Abstract: This paper presents a generalized formulation for the
problem of buckling optimization of anisotropic, radially graded,
thin-walled, long cylinders subject to external hydrostatic pressure.
The main structure to be analyzed is built of multi-angle fibrous
laminated composite lay-ups having different volume fractions of the
constituent materials within the individual plies. This yield to a
piecewise grading of the material in the radial direction; that is the
physical and mechanical properties of the composite material are
allowed to vary radially. The objective function is measured by
maximizing the critical buckling pressure while preserving the total
structural mass at a constant value equals to that of a baseline
reference design. In the selection of the significant optimization
variables, the fiber volume fractions adjoin the standard design
variables including fiber orientation angles and ply thicknesses.

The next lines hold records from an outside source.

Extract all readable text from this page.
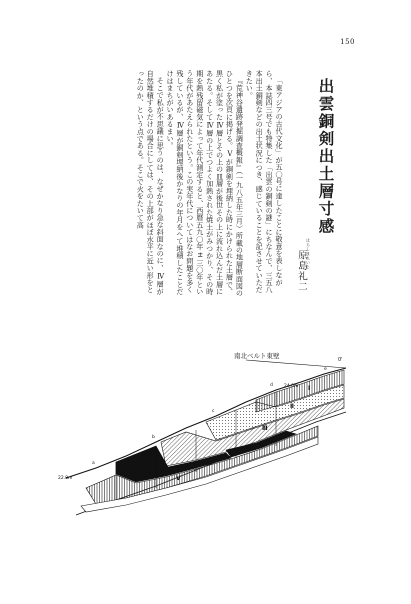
150
出雲銅剣出土層寸感
はらしまれいじ
原島礼二

「東アジアの古代文化」が五〇号に達したことに敬意を表しながら、本誌四三号でも特集した「出雲の銅剣の謎」にちなんで、三五八本出土銅剣などの出土状況につき、感じていることを記させていただきたい。

『荒神谷遺跡発掘調査概報』（一九八五年三月）所載の地層断面図のひとつを次頁に掲げる。Ⅴが銅剣を埋納した時にかけられた土層で、黒く私が塗ったⅣ層とその上の皿層が後世その上に流れ込んだ土層にあたる。そしてⅣ層の上でつよく加熱された焼土がみつかり、その時期を熱残留磁気によって年代測定すると、西暦五九〇年±三〇年という年代があたえられたという。この実年代についてはなお問題を多く残しているが、Ⅳ層が銅剣埋納後かなりの年月をへて堆積したことだけはまちがいあるまい。

そこで私が不思議に思うのは、なぜかなり急な斜面なのに、Ⅳ層が自然堆積するだけの場合にしては、その上部がほぼ水平に近い形をとったのか、という点である。そこで火をたいて高

南北ベルト東壁	0'
24.0m
22.8m
Ⅰ
Ⅱ
Ⅲ
Ⅳ
Ⅴ
a
b
c
d
e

The
mathematical formulation employs the classical lamination theory,
where an analytical solution that accounts for the effective axial and
flexural stiffness separately as well as the inclusion of the coupling
stiffness terms is presented. The proposed model deals with
dimensionless quantities in order to be valid for thin shells having
arbitrary thickness-to-radius ratios. The critical buckling pressure
level curves augmented with the mass equality constraint are given
for several types of cylinders showing the functional dependence of
the constrained objective function on the selected design variables. It
was shown that material grading can have significant contribution to
the whole optimization process in achieving the required structural
designs with enhanced stability limits.